Bio: Massimo Ippolito currently holds the position of Head of Digital Innovation & Infrastructures at Comau, where he has been working since 2012. He is also member from 2015 of the Board of Directors of the European Factories of the Future Research Association (EFFRA). Ippolito holds a Ph.D. in “Industrial production engineering” from Parma University and a M.Sc. in “Computer science” at the University of Milan. He has extensive experience in methodologies and tools for product and production system design. Since 2000, he has been involved in various international research projects in the product design and manufacturing area, ranging from methodologies for product design for manufacturing to process design for energy efficiency. From 2007 to 2012, within Centro Ricerche Fiat, he was responsible of an innovation research program related to manufacturing topics.

Contributed talks
  • Andrea Virgilio (Head of Coffee Machine Prod. & Tech. Serv. at Lavazza S.p.A.) – 15:10 – 15:40
    Digitalizing the pleasure of a good espresso Lavazza coffee.

    Bio: Andrea Vincenzo is currently Coffee Machine Prod. & Tech. Service Director at Lavazza. He graduated in Electronic Engineering at Università di Palermo, Italy, in 2006. Prior to joining Lavazza, he worked as Quality Manager in FCA, as Plant Manager in Guala Closures, and as Plant Director in Luxottica spending also 1 year in China.

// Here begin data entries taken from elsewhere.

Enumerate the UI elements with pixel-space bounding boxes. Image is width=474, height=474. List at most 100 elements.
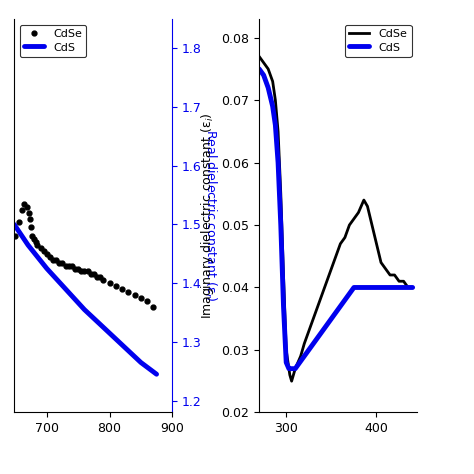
CdSe <box>31 237 36 242</box>
CdS <box>265 85 271 91</box>
CdSe <box>24 204 29 210</box>
CdS <box>378 285 384 291</box>
CdSe <box>369 222 375 228</box>
CdS <box>401 285 406 291</box>
CdS <box>100 324 106 330</box>
Y-axis label: Imaginary dielectric constant (ε$_i$): Imaginary dielectric constant (ε$_i$) <box>199 112 216 319</box>
CdS <box>365 285 370 291</box>
CdSe <box>298 353 303 359</box>
CdS <box>63 286 68 292</box>
CdSe <box>144 298 150 304</box>
CdSe <box>75 265 81 271</box>
CdS <box>286 366 292 372</box>
CdS <box>356 285 361 291</box>
CdS <box>346 291 352 297</box>
CdSe <box>392 272 397 278</box>
CdS <box>360 285 366 291</box>
CdS <box>25 242 31 248</box>
CdSe <box>256 54 262 59</box>
CdSe <box>261 60 266 65</box>
CdS <box>297 360 302 365</box>
CdSe <box>54 257 59 263</box>
CdSe <box>66 263 72 268</box>
CdSe <box>33 239 38 245</box>
CdS <box>11 222 17 228</box>
CdSe <box>151 304 156 310</box>
CdSe <box>365 203 370 209</box>
CdS <box>270 103 275 109</box>
CdSe <box>47 254 53 260</box>
CdSe <box>138 295 144 301</box>
CdSe <box>94 274 100 280</box>
CdSe <box>85 269 91 274</box>
CdS <box>333 310 339 315</box>
CdSe <box>289 378 294 384</box>
CdS <box>374 285 379 291</box>
CdS <box>392 285 397 291</box>
CdSe <box>19 207 25 213</box>
CdSe <box>113 283 118 289</box>
CdSe <box>275 128 281 134</box>
CdSe <box>270 79 275 84</box>
CdS <box>310 341 316 346</box>
CdS <box>154 371 159 377</box>
Line: CdSe: CdSe <box>259 56 412 381</box>
CdSe <box>97 274 103 280</box>
CdS <box>315 335 320 340</box>
CdS <box>337 303 343 309</box>
CdS <box>256 66 262 72</box>
CdS <box>387 285 393 291</box>
CdSe <box>56 260 62 265</box>
CdSe <box>387 272 393 278</box>
CdS <box>278 222 283 228</box>
CdSe <box>107 280 112 286</box>
Line: CdS: CdS <box>259 69 412 369</box>
CdSe <box>281 272 286 278</box>
CdS <box>301 353 307 359</box>
CdS <box>319 328 325 334</box>
CdSe <box>310 316 316 321</box>
CdS <box>328 316 334 321</box>
CdS <box>273 122 278 128</box>
CdSe <box>291 372 296 378</box>
CdS <box>396 285 402 291</box>
CdSe <box>69 263 75 268</box>
CdSe <box>265 66 271 72</box>
CdS <box>281 303 286 309</box>
CdS <box>44 265 50 271</box>
CdSe <box>410 285 415 291</box>
CdSe <box>38 245 44 251</box>
CdSe <box>319 291 325 297</box>
CdSe <box>21 201 27 207</box>
CdSe <box>100 277 106 283</box>
CdSe <box>333 254 339 259</box>
CdSe <box>82 269 87 274</box>
CdSe <box>35 242 40 248</box>
CdSe <box>79 269 84 274</box>
CdSe <box>328 266 334 272</box>
CdSe <box>351 216 357 222</box>
CdSe <box>132 292 137 298</box>
CdSe <box>383 266 388 272</box>
CdS <box>324 322 330 328</box>
CdS <box>138 360 144 365</box>
CdSe <box>17 219 22 224</box>
CdSe <box>342 235 348 240</box>
CdSe <box>26 210 31 216</box>
CdS <box>289 366 294 372</box>
CdSe <box>50 257 56 263</box>
CdSe <box>126 289 131 295</box>
CdS <box>383 285 388 291</box>
CdSe <box>396 278 402 284</box>
CdS <box>405 285 411 291</box>
CdS <box>82 307 87 312</box>
Line: CdSe: CdSe <box>13 201 156 309</box>
CdSe <box>60 260 65 265</box>
CdS <box>283 360 289 365</box>
CdSe <box>63 263 68 268</box>
CdSe <box>72 265 78 271</box>
CdS <box>292 366 298 372</box>
CdSe <box>374 241 379 246</box>
CdSe <box>306 328 311 334</box>
CdSe <box>337 241 343 246</box>
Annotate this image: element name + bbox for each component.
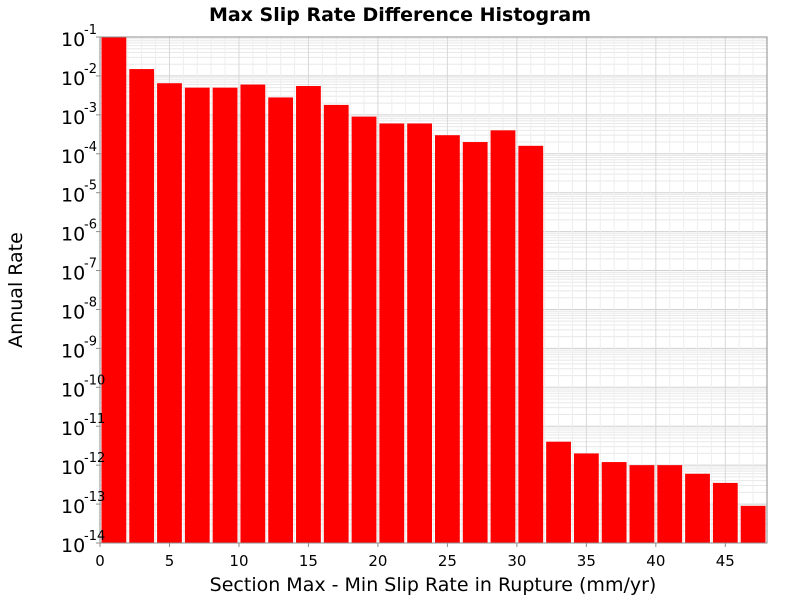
y-tick-exponent: -6 [84,218,97,233]
histogram-bar [740,505,766,543]
y-tick-exponent: -1 [84,23,97,38]
y-tick-exponent: -10 [84,373,105,388]
histogram-bar [629,465,655,543]
x-tick-label: 30 [507,552,526,570]
y-tick-label: 10 [61,224,85,246]
histogram-bar [101,37,127,543]
y-tick-exponent: -5 [84,179,97,194]
y-axis-ticks: 10-110-210-310-410-510-610-710-810-910-1… [61,23,105,557]
histogram-bar [601,462,627,543]
y-tick-label: 10 [61,107,85,129]
y-tick-label: 10 [61,340,85,362]
y-axis-label: Annual Rate [5,232,27,348]
x-tick-label: 25 [438,552,457,570]
x-tick-label: 15 [299,552,318,570]
y-tick-exponent: -9 [84,334,97,349]
x-tick-label: 10 [229,552,248,570]
histogram-bar [546,441,571,543]
y-tick-label: 10 [61,146,85,168]
histogram-bar [518,145,544,543]
y-tick-label: 10 [61,457,85,479]
histogram-bar [657,465,683,543]
plot-frame [99,36,768,544]
x-tick-label: 5 [165,552,175,570]
y-tick-exponent: -13 [84,490,105,505]
y-tick-label: 10 [61,68,85,90]
y-tick-exponent: -14 [84,529,105,544]
y-tick-label: 10 [61,29,85,51]
histogram-bar [323,104,349,544]
histogram-bar [435,135,460,544]
histogram-bar [407,123,432,543]
histogram-bar [379,123,405,543]
y-tick-label: 10 [61,301,85,323]
histogram-bar [212,87,238,544]
y-tick-exponent: -8 [84,295,97,310]
histogram-bar [184,87,210,544]
histogram-bar [268,97,294,543]
y-tick-label: 10 [61,535,85,557]
y-tick-exponent: -12 [84,451,105,466]
x-tick-label: 40 [646,552,665,570]
histogram-bar [240,84,266,544]
y-tick-label: 10 [61,418,85,440]
histogram-bar [157,83,182,543]
y-tick-exponent: -11 [84,412,105,427]
x-tick-label: 35 [577,552,596,570]
x-tick-label: 20 [368,552,387,570]
y-tick-exponent: -2 [84,62,97,77]
histogram-bar [129,69,155,543]
y-tick-exponent: -7 [84,257,97,272]
histogram-bar [462,142,488,543]
y-tick-label: 10 [61,263,85,285]
y-tick-label: 10 [61,496,85,518]
histogram-bar [351,116,377,544]
y-tick-label: 10 [61,185,85,207]
histogram-bar [712,482,738,543]
x-axis-label: Section Max - Min Slip Rate in Rupture (… [210,574,657,596]
x-axis-ticks: 0 5 10 15 20 25 30 35 40 45 [95,543,735,570]
histogram-bar [573,453,599,543]
y-tick-exponent: -3 [84,101,97,116]
x-tick-label: 45 [716,552,735,570]
y-tick-exponent: -4 [84,140,97,155]
histogram-bar [490,130,516,543]
x-tick-label: 0 [95,552,105,570]
bars [101,37,766,544]
chart-title: Max Slip Rate Difference Histogram [209,4,591,26]
histogram-bar [685,473,710,543]
y-tick-label: 10 [61,379,85,401]
histogram-bar [296,86,321,543]
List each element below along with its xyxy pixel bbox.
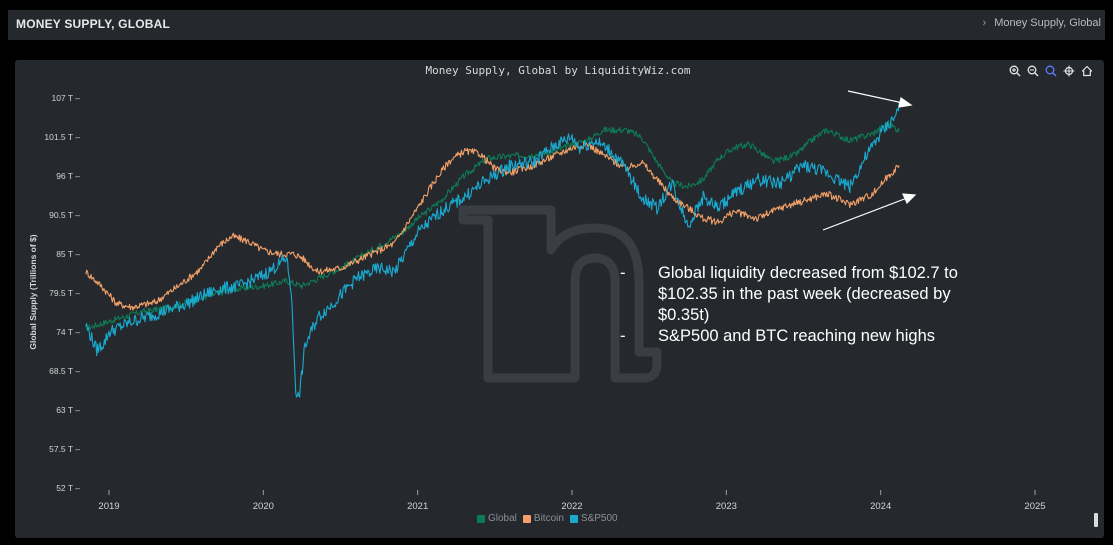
page-title: MONEY SUPPLY, GLOBAL	[16, 17, 171, 31]
arrow-upper-head	[898, 96, 913, 108]
legend-label-bitcoin: Bitcoin	[533, 513, 564, 524]
x-tick-label: 2022	[561, 501, 582, 512]
legend-item-sp500[interactable]: S&P500	[569, 513, 618, 524]
zoom-in-icon[interactable]	[1007, 64, 1022, 78]
y-tick-label: 57.5 T –	[49, 444, 80, 454]
x-tick-label: 2020	[253, 501, 274, 512]
y-tick-label: 74 T –	[56, 327, 80, 337]
x-axis-ticks: 2019 2020 2021 2022 2023 2024 2025	[98, 490, 1046, 512]
legend-swatch-sp500	[569, 514, 578, 523]
y-tick-label: 96 T –	[56, 171, 80, 181]
annotation-item: - Global liquidity decreased from $102.7…	[618, 263, 978, 326]
chart-svg[interactable]: Money Supply, Global by LiquidityWiz.com…	[15, 60, 1104, 538]
chart-toolbar	[1007, 64, 1094, 78]
breadcrumb[interactable]: › Money Supply, Global	[983, 17, 1101, 29]
watermark-logo	[458, 205, 662, 383]
x-tick-label: 2021	[407, 501, 428, 512]
breadcrumb-current[interactable]: Money Supply, Global	[994, 17, 1101, 29]
top-bar: MONEY SUPPLY, GLOBAL › Money Supply, Glob…	[8, 10, 1105, 40]
resize-scroll-handle[interactable]	[1094, 513, 1098, 527]
legend-swatch-bitcoin	[522, 514, 531, 523]
y-tick-label: 68.5 T –	[49, 366, 80, 376]
x-tick-label: 2023	[716, 501, 737, 512]
chart-panel: Money Supply, Global by LiquidityWiz.com…	[15, 60, 1104, 538]
arrow-lower-head	[902, 193, 917, 205]
arrow-lower	[822, 197, 908, 231]
reset-home-icon[interactable]	[1079, 64, 1094, 78]
annotation-text-liquidity: Global liquidity decreased from $102.7 t…	[658, 264, 958, 324]
x-tick-label: 2019	[98, 501, 119, 512]
legend-label-global: Global	[488, 513, 517, 524]
series-line-global	[85, 120, 900, 332]
zoom-select-icon[interactable]	[1043, 64, 1058, 78]
breadcrumb-separator: ›	[982, 17, 987, 29]
annotation-arrows	[822, 90, 917, 231]
watermark-path	[458, 205, 662, 383]
y-axis-ticks: 107 T – 101.5 T – 96 T – 90.5 T – 85 T – 79.5…	[44, 93, 80, 493]
chart-annotation: - Global liquidity decreased from $102.7…	[618, 263, 978, 347]
arrow-upper	[847, 90, 904, 104]
x-tick-label: 2024	[870, 501, 891, 512]
legend-item-global[interactable]: Global	[477, 513, 517, 524]
legend-item-bitcoin[interactable]: Bitcoin	[522, 513, 564, 524]
zoom-out-icon[interactable]	[1025, 64, 1040, 78]
y-tick-label: 101.5 T –	[44, 132, 80, 142]
y-tick-label: 79.5 T –	[49, 288, 80, 298]
legend-swatch-global	[477, 514, 485, 523]
y-tick-label: 52 T –	[56, 483, 80, 493]
y-tick-label: 107 T –	[51, 93, 80, 103]
series-lines	[85, 101, 900, 398]
x-tick-label: 2025	[1024, 501, 1045, 512]
y-tick-label: 90.5 T –	[49, 210, 80, 220]
series-line-sp500	[85, 101, 900, 398]
y-axis-label: Global Supply (Trillions of $)	[28, 234, 38, 349]
chart-title: Money Supply, Global by LiquidityWiz.com	[426, 64, 691, 77]
y-tick-label: 85 T –	[56, 249, 80, 259]
chart-legend: Global Bitcoin S&P500	[477, 513, 618, 524]
annotation-bullet: -	[620, 264, 626, 282]
pan-icon[interactable]	[1061, 64, 1076, 78]
series-line-bitcoin	[85, 140, 900, 311]
annotation-text-highs: S&P500 and BTC reaching new highs	[658, 327, 936, 345]
annotation-item: - S&P500 and BTC reaching new highs	[618, 326, 978, 347]
annotation-bullet: -	[620, 327, 626, 345]
legend-label-sp500: S&P500	[580, 513, 618, 524]
y-tick-label: 63 T –	[56, 405, 80, 415]
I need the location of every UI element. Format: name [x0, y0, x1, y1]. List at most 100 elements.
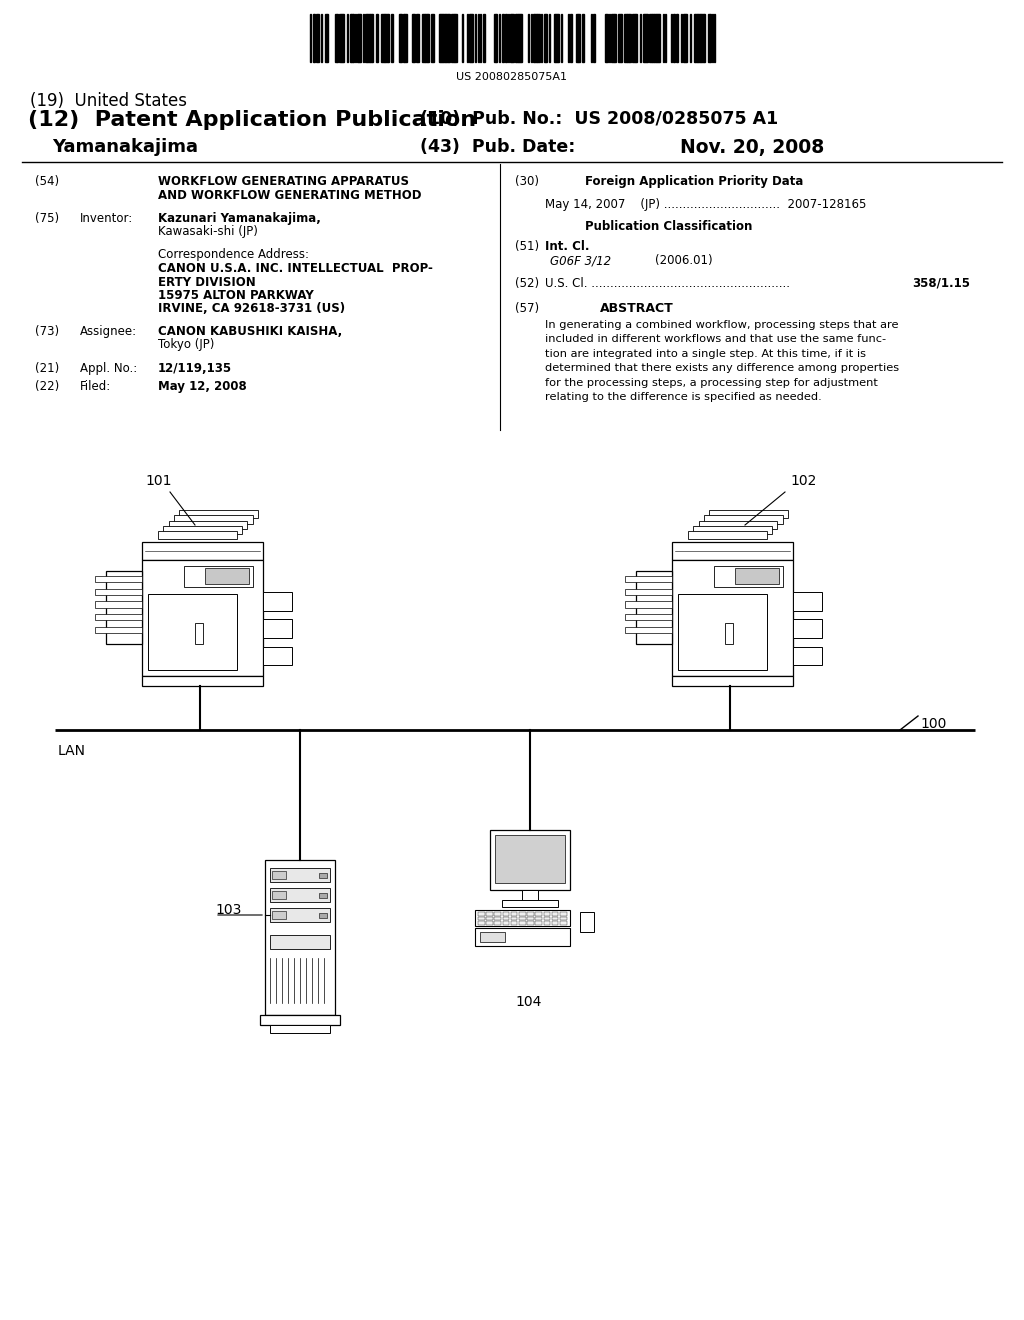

  • Elena Liore (Data science analyst, Accenture S.p.A.) – 15:40 – 16:10
    Data-driven estimation of heavy trucks’ value at buy-back
    Bio: Elena Liore has been working at Accenture S.p.A. since March 2019: from March to October as intern and from November as a data science analyst. Her main activities concern business intelligence for the Big Data, data analytics and data visualization in the field of Mobility X.0.She got the degree in Physical Engineering (in 2017) and the master degree in Mathematical Engineering (in 2019); she took part in the Erasmus program at TU/e, the Netherlands, in the Data Science course.